Wednesday, July 09, 2014

An Army Of Bubbles

by JASmius

Am I the only one who feels like a countdown has already begun?:

A slew of financial assets around the world may have entered bubble territory, says New York Times columnist Neil Irwin.

"Welcome to the Everything Boom — and, quite possibly, the Everything Bubble," he writes. "Around the world, nearly every asset class is expensive by historical standards."

And why would that be, Neil?

"The Everything Boom brings obvious economic risks," Irwin warns. "In the most pleasant outcome, global economic growth would pick up, causing today's expensive assets to begin looking more reasonably priced. But other outcomes are also possible, including busts in one or more markets that could create a new wave of economic ripples in a world economy still not fully recovered from the last crisis."

Experts agree that historically low interest rates caused by central bank easing across the globe, particularly in the United States, have led investors to take on more risk.

More risk in a "boom" that is phonier than an Obama guarantee with absolutely nothing holding it up.  So when the "bust" arrives....well, remember the pics of people jumping out of the top floors of the World Trade Center towers on September 11th, 2001?  More than a little appropo, isn't it?
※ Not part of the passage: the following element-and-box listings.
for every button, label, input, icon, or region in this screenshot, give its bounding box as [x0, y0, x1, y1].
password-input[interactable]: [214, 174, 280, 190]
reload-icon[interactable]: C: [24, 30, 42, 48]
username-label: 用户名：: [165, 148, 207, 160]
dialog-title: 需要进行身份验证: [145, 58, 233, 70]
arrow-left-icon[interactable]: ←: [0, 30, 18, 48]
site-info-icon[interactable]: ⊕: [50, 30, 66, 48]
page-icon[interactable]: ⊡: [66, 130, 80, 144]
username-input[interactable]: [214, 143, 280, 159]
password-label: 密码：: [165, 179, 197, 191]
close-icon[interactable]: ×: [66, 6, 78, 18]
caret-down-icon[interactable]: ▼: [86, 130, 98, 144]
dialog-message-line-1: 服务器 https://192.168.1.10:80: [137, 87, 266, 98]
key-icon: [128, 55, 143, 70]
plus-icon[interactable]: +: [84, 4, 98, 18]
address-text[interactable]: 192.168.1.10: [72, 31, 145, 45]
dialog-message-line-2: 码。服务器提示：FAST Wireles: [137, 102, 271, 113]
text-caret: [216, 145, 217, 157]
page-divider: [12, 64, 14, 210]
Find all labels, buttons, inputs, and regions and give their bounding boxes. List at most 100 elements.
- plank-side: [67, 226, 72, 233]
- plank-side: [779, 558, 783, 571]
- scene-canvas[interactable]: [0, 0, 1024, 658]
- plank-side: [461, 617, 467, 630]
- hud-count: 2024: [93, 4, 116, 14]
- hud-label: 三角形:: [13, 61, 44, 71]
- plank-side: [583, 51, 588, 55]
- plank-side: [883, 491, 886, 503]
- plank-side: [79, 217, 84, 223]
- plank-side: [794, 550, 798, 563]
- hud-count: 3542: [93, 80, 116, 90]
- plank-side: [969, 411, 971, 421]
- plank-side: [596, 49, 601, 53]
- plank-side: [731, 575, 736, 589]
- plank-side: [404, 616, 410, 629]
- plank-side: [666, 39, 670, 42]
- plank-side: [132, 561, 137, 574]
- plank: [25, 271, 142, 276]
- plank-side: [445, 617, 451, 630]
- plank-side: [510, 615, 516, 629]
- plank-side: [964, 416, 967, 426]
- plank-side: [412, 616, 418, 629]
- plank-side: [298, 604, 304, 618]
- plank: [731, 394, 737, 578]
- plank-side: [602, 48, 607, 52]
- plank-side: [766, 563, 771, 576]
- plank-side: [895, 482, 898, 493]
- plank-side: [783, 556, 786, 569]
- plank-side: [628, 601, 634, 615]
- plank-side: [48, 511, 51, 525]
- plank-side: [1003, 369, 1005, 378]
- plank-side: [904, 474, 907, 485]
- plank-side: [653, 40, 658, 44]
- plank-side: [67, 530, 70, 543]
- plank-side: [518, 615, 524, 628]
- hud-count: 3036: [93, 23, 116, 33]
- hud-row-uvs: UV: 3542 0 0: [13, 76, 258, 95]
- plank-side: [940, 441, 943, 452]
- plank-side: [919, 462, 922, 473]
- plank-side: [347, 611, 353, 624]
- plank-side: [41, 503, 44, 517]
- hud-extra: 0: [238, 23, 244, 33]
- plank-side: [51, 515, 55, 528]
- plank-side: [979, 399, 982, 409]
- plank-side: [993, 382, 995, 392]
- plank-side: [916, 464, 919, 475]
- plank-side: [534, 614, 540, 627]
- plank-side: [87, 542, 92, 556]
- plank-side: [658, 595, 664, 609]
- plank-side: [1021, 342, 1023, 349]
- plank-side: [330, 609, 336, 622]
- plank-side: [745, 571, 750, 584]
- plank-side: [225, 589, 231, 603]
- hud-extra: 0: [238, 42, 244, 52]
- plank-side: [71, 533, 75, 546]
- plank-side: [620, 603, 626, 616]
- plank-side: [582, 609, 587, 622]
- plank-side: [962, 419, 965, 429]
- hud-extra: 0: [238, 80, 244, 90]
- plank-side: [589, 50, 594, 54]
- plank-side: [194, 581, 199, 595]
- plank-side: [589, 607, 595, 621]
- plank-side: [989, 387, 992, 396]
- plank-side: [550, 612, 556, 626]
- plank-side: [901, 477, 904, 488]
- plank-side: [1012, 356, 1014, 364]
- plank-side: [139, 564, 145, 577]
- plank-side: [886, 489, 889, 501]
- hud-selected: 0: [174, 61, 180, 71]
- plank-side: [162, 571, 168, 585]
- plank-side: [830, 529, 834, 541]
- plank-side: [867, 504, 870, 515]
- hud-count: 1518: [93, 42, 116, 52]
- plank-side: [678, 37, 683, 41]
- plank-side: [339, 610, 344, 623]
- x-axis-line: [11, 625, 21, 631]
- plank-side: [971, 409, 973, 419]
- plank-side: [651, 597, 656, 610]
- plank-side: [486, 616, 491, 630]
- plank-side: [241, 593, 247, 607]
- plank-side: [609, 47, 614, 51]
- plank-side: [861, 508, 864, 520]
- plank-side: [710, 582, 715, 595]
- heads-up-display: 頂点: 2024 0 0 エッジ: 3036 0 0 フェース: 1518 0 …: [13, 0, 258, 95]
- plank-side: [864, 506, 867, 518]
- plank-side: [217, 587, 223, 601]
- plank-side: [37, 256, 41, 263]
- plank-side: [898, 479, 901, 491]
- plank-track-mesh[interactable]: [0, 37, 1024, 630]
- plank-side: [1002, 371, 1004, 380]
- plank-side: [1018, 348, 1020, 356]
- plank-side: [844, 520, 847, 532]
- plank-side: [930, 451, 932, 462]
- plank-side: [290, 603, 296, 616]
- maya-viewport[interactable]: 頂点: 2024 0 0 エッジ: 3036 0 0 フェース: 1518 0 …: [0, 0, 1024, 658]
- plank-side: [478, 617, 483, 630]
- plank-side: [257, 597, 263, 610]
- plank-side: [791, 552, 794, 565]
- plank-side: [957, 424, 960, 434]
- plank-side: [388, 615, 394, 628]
And do you recall what brought about the last crisis?  The federal government decreeing that mortgage loans were an entitlement and outlawing consideration of lending risk?

Funny you should ask:

Another market looking bubblicious is that for bank loans, as banks are loosening their loan standards, says Bill Gross, chief investment officer at Pimco.

"There are bubbly aspects in the terms and conditions of bank loans," he tells CNBC.

George Santayana once wrote, "Those who cannot remember the past are condemned to repeat it".  The difference is, last time the American economy had room to fall, and Democrats exploited that crisis to seize unchallenged control of the elective branches of the federal government.  After bouncing and dragging along the bottom of a media-camouflaged economic depression for the past almost six years, we're looking at a collapse the likes and depth of which none of us can even imagine in this erstwhile modern era, an economic nightmare of, to again quote Robert Wiedemer, "50% unemployment, a 90% stock market drop, and 100% annual inflation".  The crisis-exploitation possibilities for the Obama Regime would be well-nigh limitless - precisely as he intended.

I'd say we really have lost our minds, but that took place in November 2008.  Now we're simply reaping the final whirlwinds.